# Reinforcement Learning Agent for Resource Optimization

This notebook demonstrates a reinforcement learning (RL) agent designed for optimizing resources in a smart environment.
We cover:
- Environment setup
- Defining the RL agent
- Training the agent using Q-learning
- Evaluation and example policy


In [None]:
!pip install numpy matplotlib gym

import numpy as np
import matplotlib.pyplot as plt
import gym


In [None]:
class ResourceEnv:
    def __init__(self, max_resources=5):
        self.max_resources = max_resources
        self.state = self.max_resources // 2  # initial resources
        self.action_space = [0,1]  # 0: consume, 1: replenish
        self.n_actions = len(self.action_space)
        self.n_states = self.max_resources + 1

    def reset(self):
        self.state = self.max_resources // 2
        return self.state

    def step(self, action):
        if action == 0:  # consume
            self.state = max(0, self.state - 1)
        else:  # replenish
            self.state = min(self.max_resources, self.state + 1)
        # reward: maintain mid-level resources
        reward = -abs(self.state - self.max_resources//2)
        done = False
        return self.state, reward, done, {}

    def render(self):
        print(f'Resources level: {self.state}')


In [None]:
class QLearningAgent:
    def __init__(self, n_states, n_actions, alpha=0.1, gamma=0.9, epsilon=0.2):
        self.n_states = n_states
        self.n_actions = n_actions
        self.alpha = alpha
        self.gamma = gamma
        self.epsilon = epsilon
        self.Q = np.zeros((n_states, n_actions))

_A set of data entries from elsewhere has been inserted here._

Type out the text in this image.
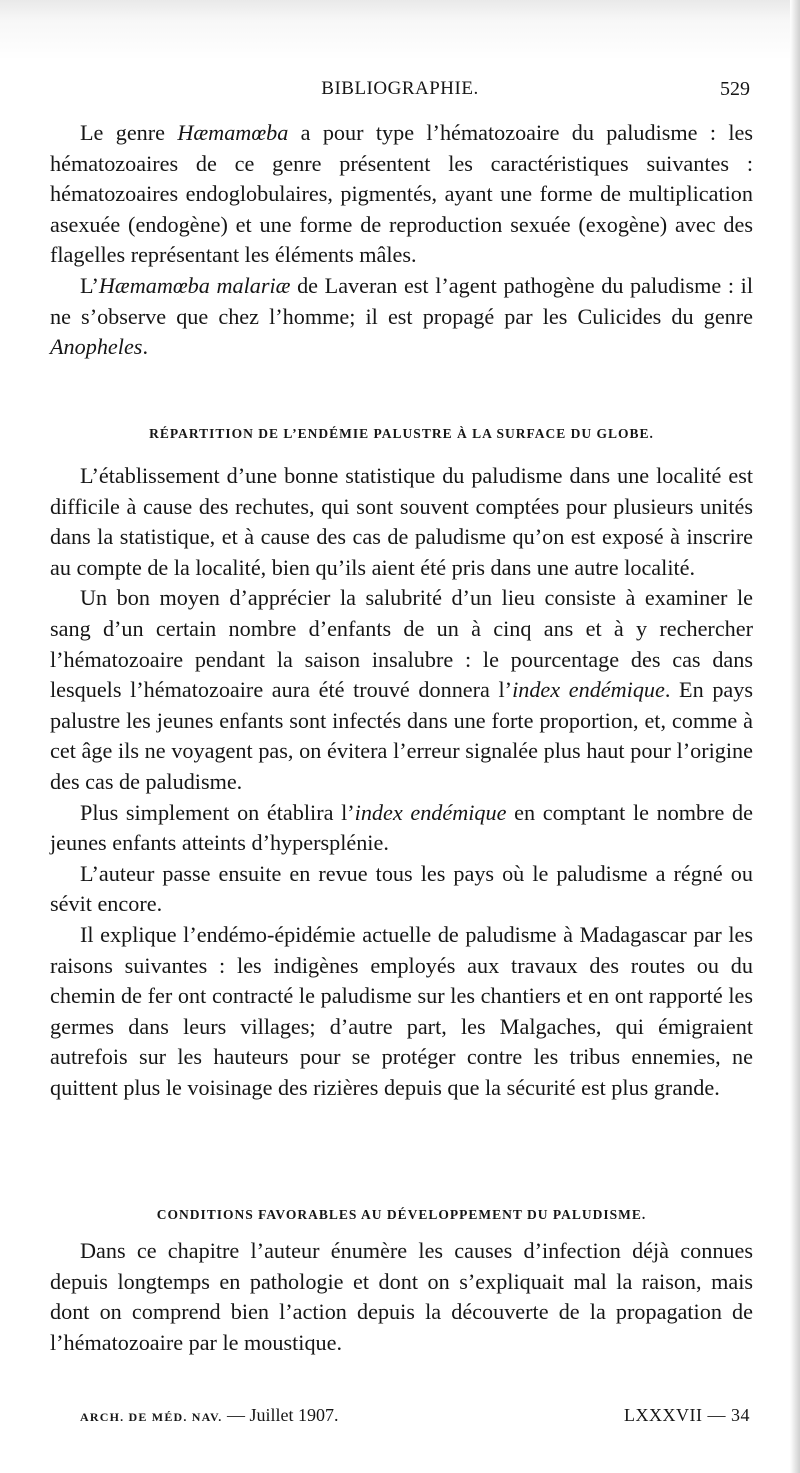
BIBLIOGRAPHIE.	529

Le genre Hæmamœba a pour type l’hématozoaire du paludisme : les hématozoaires de ce genre présentent les caractéristiques suivantes : hématozoaires endoglobulaires, pigmentés, ayant une forme de multiplication asexuée (endogène) et une forme de reproduction sexuée (exogène) avec des flagelles représentant les éléments mâles.

L’Hæmamœba malariæ de Laveran est l’agent pathogène du paludisme : il ne s’observe que chez l’homme; il est propagé par les Culicides du genre Anopheles.

RÉPARTITION DE L’ENDÉMIE PALUSTRE À LA SURFACE DU GLOBE.

L’établissement d’une bonne statistique du paludisme dans une localité est difficile à cause des rechutes, qui sont souvent comptées pour plusieurs unités dans la statistique, et à cause des cas de paludisme qu’on est exposé à inscrire au compte de la localité, bien qu’ils aient été pris dans une autre localité.

Un bon moyen d’apprécier la salubrité d’un lieu consiste à examiner le sang d’un certain nombre d’enfants de un à cinq ans et à y rechercher l’hématozoaire pendant la saison insalubre : le pourcentage des cas dans lesquels l’hématozoaire aura été trouvé donnera l’index endémique. En pays palustre les jeunes enfants sont infectés dans une forte proportion, et, comme à cet âge ils ne voyagent pas, on évitera l’erreur signalée plus haut pour l’origine des cas de paludisme.

Plus simplement on établira l’index endémique en comptant le nombre de jeunes enfants atteints d’hypersplénie.

L’auteur passe ensuite en revue tous les pays où le paludisme a régné ou sévit encore.

Il explique l’endémo-épidémie actuelle de paludisme à Madagascar par les raisons suivantes : les indigènes employés aux travaux des routes ou du chemin de fer ont contracté le paludisme sur les chantiers et en ont rapporté les germes dans leurs villages; d’autre part, les Malgaches, qui émigraient autrefois sur les hauteurs pour se protéger contre les tribus ennemies, ne quittent plus le voisinage des rizières depuis que la sécurité est plus grande.

CONDITIONS FAVORABLES AU DÉVELOPPEMENT DU PALUDISME.

Dans ce chapitre l’auteur énumère les causes d’infection déjà connues depuis longtemps en pathologie et dont on s’expliquait mal la raison, mais dont on comprend bien l’action depuis la découverte de la propagation de l’hématozoaire par le moustique.

ARCH. DE MÉD. NAV. — Juillet 1907.	LXXXVII — 34
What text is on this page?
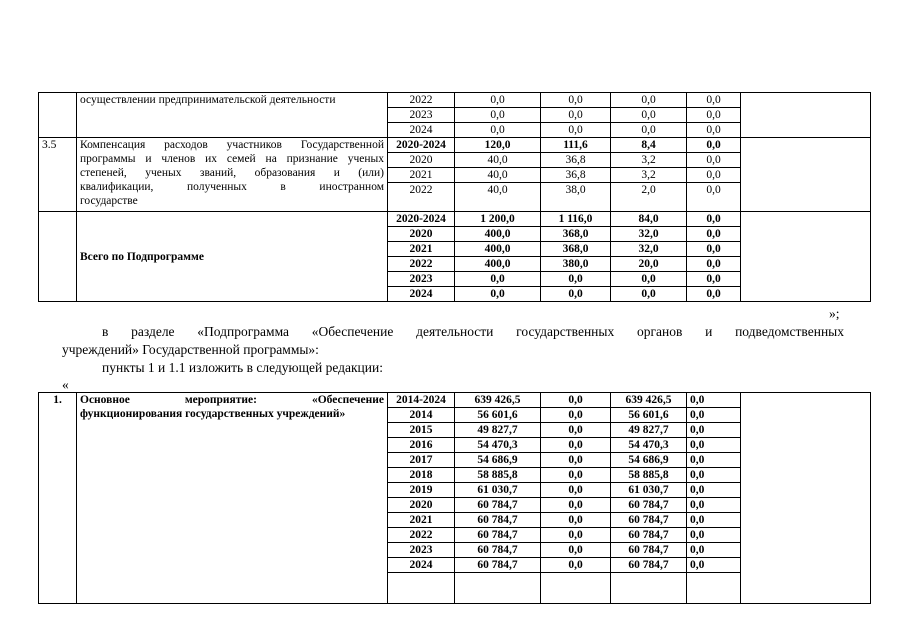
	осуществлении предпринимательской деятельности	2022	0,0	0,0	0,0	0,0	
		2023	0,0	0,0	0,0	0,0	
		2024	0,0	0,0	0,0	0,0	
3.5	Компенсация расходов участников Государственной
программы и членов их семей на признание ученых
степеней, ученых званий, образования и (или)
квалификации, полученных в иностранном
государстве	2020-2024	120,0	111,6	8,4	0,0	
		2020	40,0	36,8	3,2	0,0	
		2021	40,0	36,8	3,2	0,0	
		2022	40,0	38,0	2,0	0,0	
	Всего по Подпрограмме	2020-2024	1 200,0	1 116,0	84,0	0,0	
		2020	400,0	368,0	32,0	0,0	
		2021	400,0	368,0	32,0	0,0	
		2022	400,0	380,0	20,0	0,0	
		2023	0,0	0,0	0,0	0,0	
		2024	0,0	0,0	0,0	0,0	
»;
в разделе «Подпрограмма «Обеспечение деятельности государственных органов и подведомственных
учреждений» Государственной программы»:
пункты 1 и 1.1 изложить в следующей редакции:
«
1.	Основное мероприятие: «Обеспечение
функционирования государственных учреждений»	2014-2024	639 426,5	0,0	639 426,5	0,0	
		2014	56 601,6	0,0	56 601,6	0,0	
		2015	49 827,7	0,0	49 827,7	0,0	
		2016	54 470,3	0,0	54 470,3	0,0	
		2017	54 686,9	0,0	54 686,9	0,0	
		2018	58 885,8	0,0	58 885,8	0,0	
		2019	61 030,7	0,0	61 030,7	0,0	
		2020	60 784,7	0,0	60 784,7	0,0	
		2021	60 784,7	0,0	60 784,7	0,0	
		2022	60 784,7	0,0	60 784,7	0,0	
		2023	60 784,7	0,0	60 784,7	0,0	
		2024	60 784,7	0,0	60 784,7	0,0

    def choose_action(self, state):
        if np.random.rand() < self.epsilon:
            return np.random.choice(self.n_actions)
        return np.argmax(self.Q[state])

    def update(self, state, action, reward, next_state):
        best_next = np.max(self.Q[next_state])
        self.Q[state, action] += self.alpha * (reward + self.gamma*best_next - self.Q[state, action])


In [None]:
env = ResourceEnv()
agent = QLearningAgent(env.n_states, env.n_actions)

episodes = 1000
rewards = []

for ep in range(episodes):
    state = env.reset()
    total_reward = 0
    for t in range(10):
        action = agent.choose_action(state)
        next_state, reward, done, _ = env.step(action)
        agent.update(state, action, reward, next_state)
        state = next_state
        total_reward += reward
    rewards.append(total_reward)

plt.plot(rewards)
plt.xlabel('Episode')
plt.ylabel('Total Reward')
plt.title('Training Progress')
plt.show()


In [None]:
state = env.reset()
print("Learned policy (0: consume, 1: replenish) over 10 steps:")
for t in range(10):
    action = np.argmax(agent.Q[state])
    print(f'Step {t+1}, State {state}, Action {action}')
    state, _, _, _ = env.step(action)


This notebook demonstrates a basic RL agent using Q-learning:
- Custom environment simulating resource management
- Q-learning update and epsilon-greedy policy
- Training progress visualization
- Evaluation of learned policy

The framework is ready for extension to more complex environments and larger state-action spaces.